The Sunday of the Blind Man/St. John the Theologian

The Sunday of the Blind Man/St. John the Theologian
On this day, in addition to the commemoration of the healing the blind man in the Pentecostarion we have a commemoration of St. John the Theologian (Old Calendar). On this day a sort of ash would appear on his grave which had healing power so a feast day for him was established in addition to his repose on September 26th.
Let us think about St. John Theologian and what he has bequeathed to Christianity. He established the Divinity of our Lord Jesus Christ in the opening verses of his gospel and he alone gave us a definition of God. He declares: God is love. In the fourth chapter of his first epistle he writes: “Beloved, let us love one another: for love is of God; and every one that loveth is born of God, and knoweth God. He that loveth not knoweth not God; for God is love.” (I John 4:7-8)

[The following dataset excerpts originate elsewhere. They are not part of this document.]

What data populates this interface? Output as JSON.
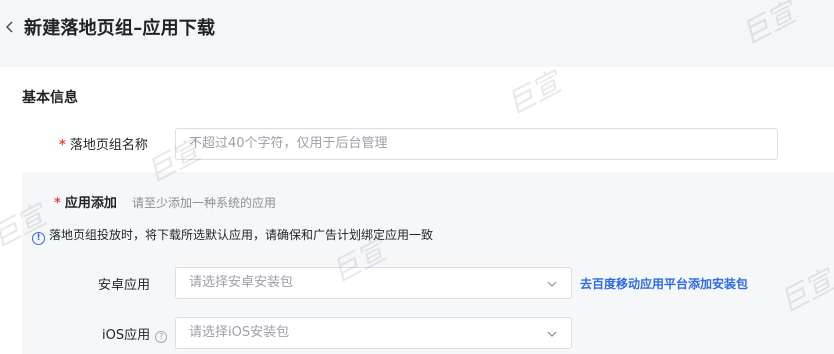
{
  "header": {
    "title": "新建落地页组–应用下载"
  },
  "basic": {
    "section_title": "基本信息",
    "name_label": "落地页组名称",
    "name_placeholder": "不超过40个字符，仅用于后台管理"
  },
  "app_add": {
    "label": "应用添加",
    "hint": "请至少添加一种系统的应用",
    "notice": "落地页组投放时，将下载所选默认应用，请确保和广告计划绑定应用一致",
    "android": {
      "label": "安卓应用",
      "placeholder": "请选择安卓安装包",
      "link": "去百度移动应用平台添加安装包"
    },
    "ios": {
      "label": "iOS应用",
      "placeholder": "请选择iOS安装包"
    }
  },
  "watermark_text": "巨宣",
  "colors": {
    "required": "#e8483f",
    "link": "#2f6be6",
    "panel_bg": "#f6f7f9"
  },
  "icons": [
    "back-icon",
    "info-icon",
    "chevron-down-icon",
    "help-icon"
  ]
}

A little further on he says:
“God is love; and he that abideth in love abideth in God, and God in him.” (IJohn 4:16)
In his gospel he records our Lord saying:
“As the Father hath loved Me, so have I loved you: abide ye in My love. If ye keep My commandments, ye shall abide in My love; even as I have kept My Father’s commandments, and abide in His love.” (John 15:9-10)

We must remember that if we transgress the commandments of God we lose grace, and so, it is not possible to abide in His love. But do we have any idea of what is meant by the love of God. What is our Lord asking of us when he says, abide ye in My love. Is it what we know as the love we may feel for others even the closest of relations in an immediate family? Is it something more? Yes it is. It has to be, for it is a manifestation of the Uncreated Energy of God and we are one of His creatures.
St. Sophrony gives us some notion of this love when, only a few days before his death, he stated: “The content of the person of Christ is the self-emptying love unto the end, by which He accomplished the salvation of the world.” (Man the Target of God, Archimandrite Zacharias, Mount Thabor Publishing 2016, p. 147)
Concerning the love of Christ St. Sophrony has written:
“Victorious in eternity, Christ’s love on the earthly plane spells extreme suffering. No one has ever known such suffering as Christ endured. He descended into hell, the most painful hell of all, the hell of love. This is a sphere of existence which can only be apprehended through spiritual love—how far we can penetrate the mystery depends on the measure of love that has been granted to us to know from on High. It is vital to have experienced, if only once, the heavenly fire which Christ brought with Him; to know with our entire being what it is to be even a little like Christ.” (His Life is Mine, Archimandrite Sophrony, St. Vladimir’s Seminary Press 1977, p. 91)
Yet even if we are granted such an experience as that of which the Apostle Paul writes—“to comprehend with all the saints what is the breadth and length and height and depth, and to know the love of Christ which surpasses knowledge” (Eph. 3:18-9)—even if we experience such, a long struggle will follow. A long struggle, not only for days and months and years, but even for decades. This is a struggle to live the ascetic life of our Church. The fruit of such struggle will be to assimilate the experience one has had and for it to become an innate part of their person. To use the phrase of St. Sophrony, a “dogmatic consciousness”.
In his book on St. Silouan he writes:
“The history of the Church together with personal contact with many ascetics has led me to the conclusion that the experience of grace in those who have been granted visitations and visions is only assimilated deeply after years of ascetic endeavor; grace then taking the form of spiritual knowledge that I should prefer to define as “dogmatic consciousness” (but not in the academic sense of the term).
The historical experience of the Church, in which I may include the Apostles and Holy Fatrhers both ancient and modern, makes it possible to calculate this period of assimilation as lasting at least fifteen years. Thus St. Paul’s first epistle (to the Thessalonians) was written some fifteen years after the Lord had appeared to him on the road to Damascus. Often this period lasts twenty, twenty-five, even thirty or more years….Most of the Holy Fathers acquainted the world with their visions and experiences only when their ascetic course was nearing its close. More than thirty years elapsed before the Staretz set down in writing, with final and mature dogmatic consciousness, his own experience. The assimilation of grace is a lengthy process.” (pp. 185-6 St. Silouan the Athonite, Archimandrite Sophrony, St. Vladimir’s Seminary Press)
May Christ our true God Who has opened the eyes of the blind, open the eyes our heart to the experience of true knowledge of Him and strengthen us to walk upon the path of the ascetic life of our Church and attain to “the measure of the stature of the fullness of Christ” (Eph. 4:13). Amen.